Entraron en la capilla por el amplio pasillo central.

—No es cierto, ¿verdad, mamá? —preguntó Camille con su voz aguda—. No asusto a los caballeros. Es sólo que somos muy exigentes, ¿verdad?

—Ya basta, jovencitas —lady Wessex alzó la nariz bajo el ala ancha de su sombrero y se encaminó directamente hacia las primeras filas, a pesar de su tardanza—. Estamos en la casa del Señor. Mostrad la debida humildad —se deslizó en el tercer banco de la izquierda. Aunque no había bancos asignados a cada familia, aquél era el banco de los Wessex en la iglesia de Saint George desde hacía más de un siglo, según decía su difunto marido.
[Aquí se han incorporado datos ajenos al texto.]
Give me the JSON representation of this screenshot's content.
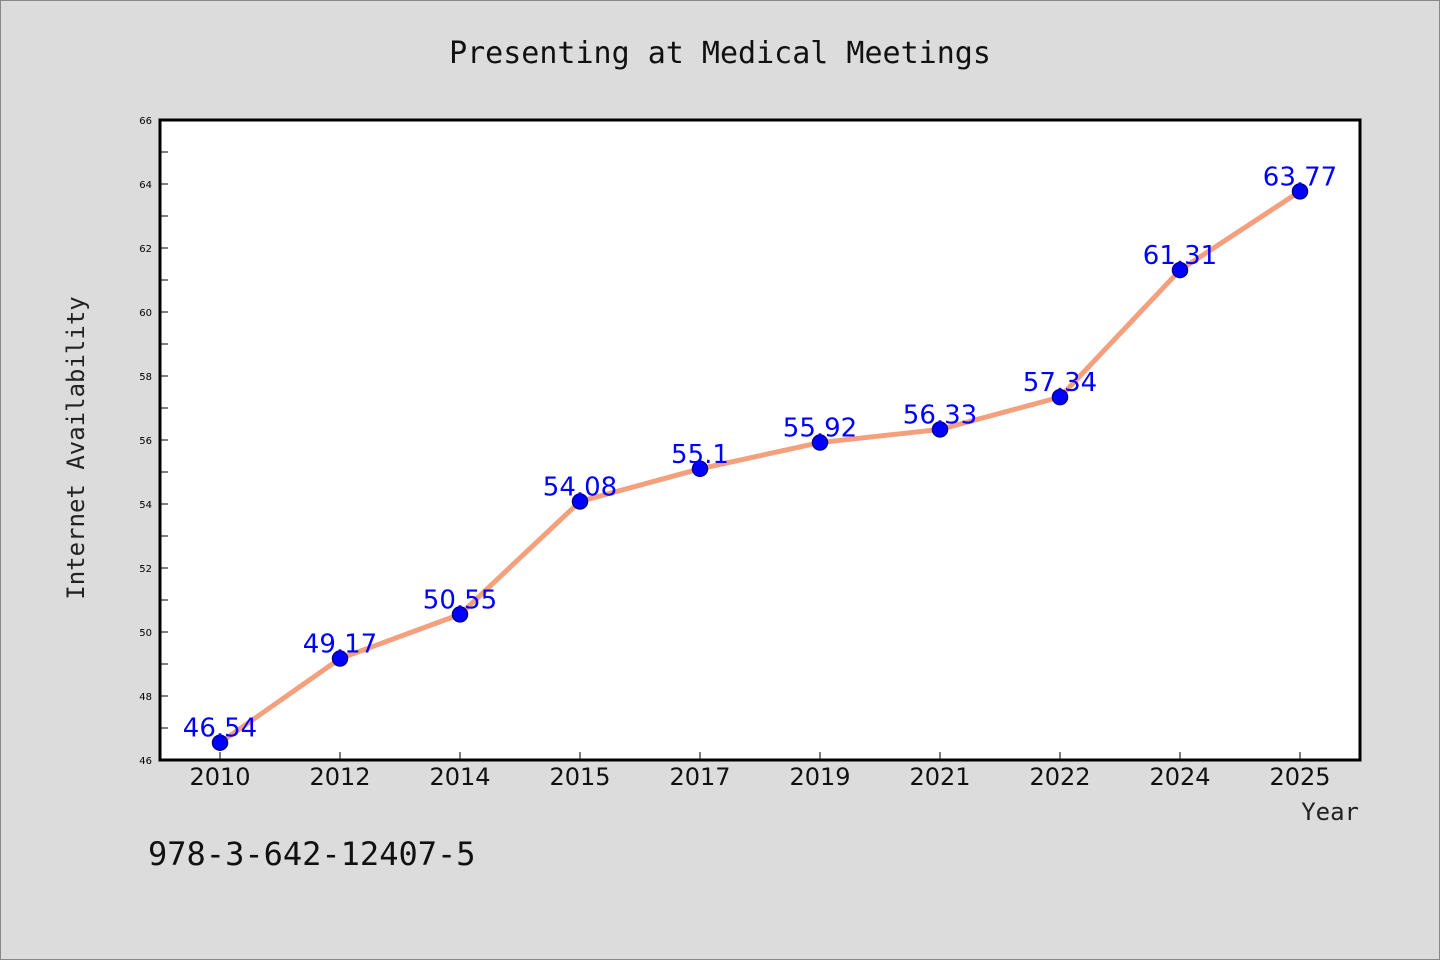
{
  "chart_data": {
    "type": "line",
    "title": "Presenting at Medical Meetings",
    "xlabel": "Year",
    "ylabel": "Internet Availability",
    "categories": [
      "2010",
      "2012",
      "2014",
      "2015",
      "2017",
      "2019",
      "2021",
      "2022",
      "2024",
      "2025"
    ],
    "series": [
      {
        "values": [
          46.54,
          49.17,
          50.55,
          54.08,
          55.1,
          55.92,
          56.33,
          57.34,
          61.31,
          63.77
        ]
      }
    ],
    "data_labels": [
      "46.54",
      "49.17",
      "50.55",
      "54.08",
      "55.1",
      "55.92",
      "56.33",
      "57.34",
      "61.31",
      "63.77"
    ],
    "ylim": [
      46,
      66
    ],
    "yticks": [
      "46",
      "48",
      "50",
      "52",
      "54",
      "56",
      "58",
      "60",
      "62",
      "64",
      "66"
    ],
    "grid": false,
    "legend": "none",
    "colors": {
      "line": "#f4a07c",
      "marker": "#0000ff",
      "marker_edge": "#00008b",
      "label": "#0000ff",
      "background": "#dcdcdc",
      "plot_bg": "#ffffff"
    }
  },
  "footer_text": "978-3-642-12407-5"
}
En el instante en que lady Wessex y sus hijas se sentaban, el sacerdote entró y la congregación se levantó para cantar. Lady Wessex se tomó su tiempo para buscar la página adecuada en el libro de himnos que llevaba bajo el brazo. Después se volvió hacia su querida amiga, lady Wellington.

—Temía que estuvieras enferma —susurró lady Wellington con la vista fija hacia delante.

—Llego tarde, lo sé. Hay tanto que hacer ahora que vuelve a haber un hombre en casa... —explicó lady Wessex.

—Lord Wessex, el americano, sí. ¿Es muy exigente?

Lady Wessex esbozó una sonrisa condescendiente.

—No más que cualquier otro hombre, me temo.

Lady Wellington bajó la boca y miró a Camille.

—¿Está tan prendado de tu Camille como todos esos caballeretes que van a verla?

—Oh, desde luego —respondió lady Wessex y luego cantó las últimas palabras del versículo, empezando en mitad de una frase.

—Buenos días, lady Wessex —dijo lady Marlboro desde el banco de atrás.

Varios parroquianos miraron a las mujeres con evidente fastidio. Lady Marlboro, aunque buena amiga de lady Wessex, era dura de oído y siempre levantaba la voz más de lo necesario.

—Buenos días, lady Marlboro —dijo lady Wessex volviendo la cabeza.

—¿Las ha visto? —preguntó lady Marlboro a su oído, demasiado fuerte.

La congregación seguía cantando y los parroquianos las miraban con desagrado, pero ninguno se atrevía a pedirles que dejaran de hablar. Lady Wessex era la comidilla de Londres desde la llegada del heredero de su marido. Todos querían estar a bien con ella, con la esperanza de que los invitara a sus tés, sus bailes y quizás incluso a la fiesta de compromiso de su hija... si era cierto lo que se decía acerca de que el americano había puesto sus ojos en Camille, la hija mayor de lady Wessex.